Given the social distancing measures implemented in the UK following the Covid-19 pandemic, overall demand is down, causing knock-on effects in wholesale power prices. Further impacted by demand destruction in other markets such as oil and gas as countries remain in lockdown around the world, the Summer-20 power contract closed at £26.50/MWh, its lowest level as a traded product. Spot prices have also been recorded around 33% lower year-on-year.

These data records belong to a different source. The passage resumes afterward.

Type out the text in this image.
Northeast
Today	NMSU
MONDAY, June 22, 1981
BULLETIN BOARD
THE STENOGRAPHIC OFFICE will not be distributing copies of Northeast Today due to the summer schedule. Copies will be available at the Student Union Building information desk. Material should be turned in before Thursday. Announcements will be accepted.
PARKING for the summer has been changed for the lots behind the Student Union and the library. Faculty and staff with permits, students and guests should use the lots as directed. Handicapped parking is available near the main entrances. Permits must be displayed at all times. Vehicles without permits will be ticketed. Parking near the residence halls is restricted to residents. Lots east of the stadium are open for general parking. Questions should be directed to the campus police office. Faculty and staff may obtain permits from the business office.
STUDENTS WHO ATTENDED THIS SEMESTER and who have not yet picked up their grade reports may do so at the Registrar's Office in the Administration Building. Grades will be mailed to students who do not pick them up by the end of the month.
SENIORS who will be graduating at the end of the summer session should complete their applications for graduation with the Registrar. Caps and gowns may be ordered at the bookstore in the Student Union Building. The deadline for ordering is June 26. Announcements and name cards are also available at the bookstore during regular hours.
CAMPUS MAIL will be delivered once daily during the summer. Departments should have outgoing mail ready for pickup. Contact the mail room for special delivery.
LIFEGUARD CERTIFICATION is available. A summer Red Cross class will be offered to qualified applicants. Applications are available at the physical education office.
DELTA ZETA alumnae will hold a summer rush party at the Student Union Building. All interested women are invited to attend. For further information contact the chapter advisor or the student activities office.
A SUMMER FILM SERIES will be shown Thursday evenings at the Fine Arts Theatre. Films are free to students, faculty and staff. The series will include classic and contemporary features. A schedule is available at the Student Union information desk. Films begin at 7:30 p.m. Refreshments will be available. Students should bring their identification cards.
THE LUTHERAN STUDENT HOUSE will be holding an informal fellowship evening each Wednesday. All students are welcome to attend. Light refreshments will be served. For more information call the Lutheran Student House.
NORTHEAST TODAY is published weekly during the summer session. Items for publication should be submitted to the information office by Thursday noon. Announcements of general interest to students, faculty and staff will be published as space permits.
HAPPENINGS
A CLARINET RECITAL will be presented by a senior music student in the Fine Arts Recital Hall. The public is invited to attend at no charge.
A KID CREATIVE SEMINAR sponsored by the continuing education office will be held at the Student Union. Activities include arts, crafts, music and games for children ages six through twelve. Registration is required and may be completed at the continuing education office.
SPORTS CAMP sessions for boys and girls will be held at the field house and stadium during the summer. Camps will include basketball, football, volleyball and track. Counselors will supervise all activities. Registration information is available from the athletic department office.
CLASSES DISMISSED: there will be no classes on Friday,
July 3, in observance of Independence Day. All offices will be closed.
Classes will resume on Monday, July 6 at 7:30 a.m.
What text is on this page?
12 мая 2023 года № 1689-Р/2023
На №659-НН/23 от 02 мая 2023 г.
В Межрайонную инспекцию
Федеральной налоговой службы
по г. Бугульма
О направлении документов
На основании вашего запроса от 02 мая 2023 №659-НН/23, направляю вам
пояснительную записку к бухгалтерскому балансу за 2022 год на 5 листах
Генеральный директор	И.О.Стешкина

However, the Winter-20 contract (as well as other seasonal future contracts) have managed to hold their value somewhat better. This is due to the impacts of Covid-19 on demand still being uncertain further out. With the contract still having plenty of time to be traded, those buying and selling on Winter-20 appear to expect consumption to bounce-back to normal levels and demand to recover ahead of delivery.
Capacity Market Auctions
In the first set of Capacity Market (CM) auctions since the mechanism was reinstated, there was good news for generators. The T-3 auction secured around 45GW of capacity at a price of £6.44/kW/year. Gas fired generation not only accounted for over half of the total amount procured in this auction, but across both the T-3 and T-4 auction, around 1,675MW of new-build gas generation secured contracts, of which 871MW was independent, peaking gas plant. Enabling new gas generation to be deployed was one of the original stated aims of the CM, so this can be considered a success, particularly when viewed in the context of peaking plants which play a key role in balancing the intermittency associated with renewables. There was a notable mention for onshore wind too, which secured 15MW worth of contracts in the first CM auction open to renewables.
The T-1 auction for delivery this coming winter was slightly unusual in that only 1GW of capacity was procured, leading to an exceptionally low clearing price of £1/kW/Year.
And lastly, the T-4 delivered a welcome bounce-back in value for generators as over 43GW was secured at £15.97/kW/year, of which 1,798MW is new build. Onshore wind again picked up 10MW, suggesting that the technology could remain competitive in future auctions.
Contracts for Difference
Now that government have confirmed plans for Auction Round 4 to go ahead as planned, project developers can take confidence in bringing forward projects. We are expecting onshore wind and solar tonow target this auction too, in light of The Department for Business, Energy and Industrial Strategy consulting on allowing both technologies back into future auctions.
Embedded Benefits (BSUoS)
Average BSUoS costs have continued to rise in the first quarter of 2019 owing to increased constraints. Caused by storms Ciara, Dennis and Jorge creating gluts of generation in Scotland which the transmission system did not have capacity to transport, leading to constraint actions being taken by National Grid in order to keep the system balanced. This was exacerbated by the HVDC Western Link or ‘Bootstrap’ interconnector being offline. Furthermore, recent reduced demand forecasts as a result of businesses shutting down due to Covid-19 have further increased the value of BSUoS, as the expected ability to recover via consumption is reduced.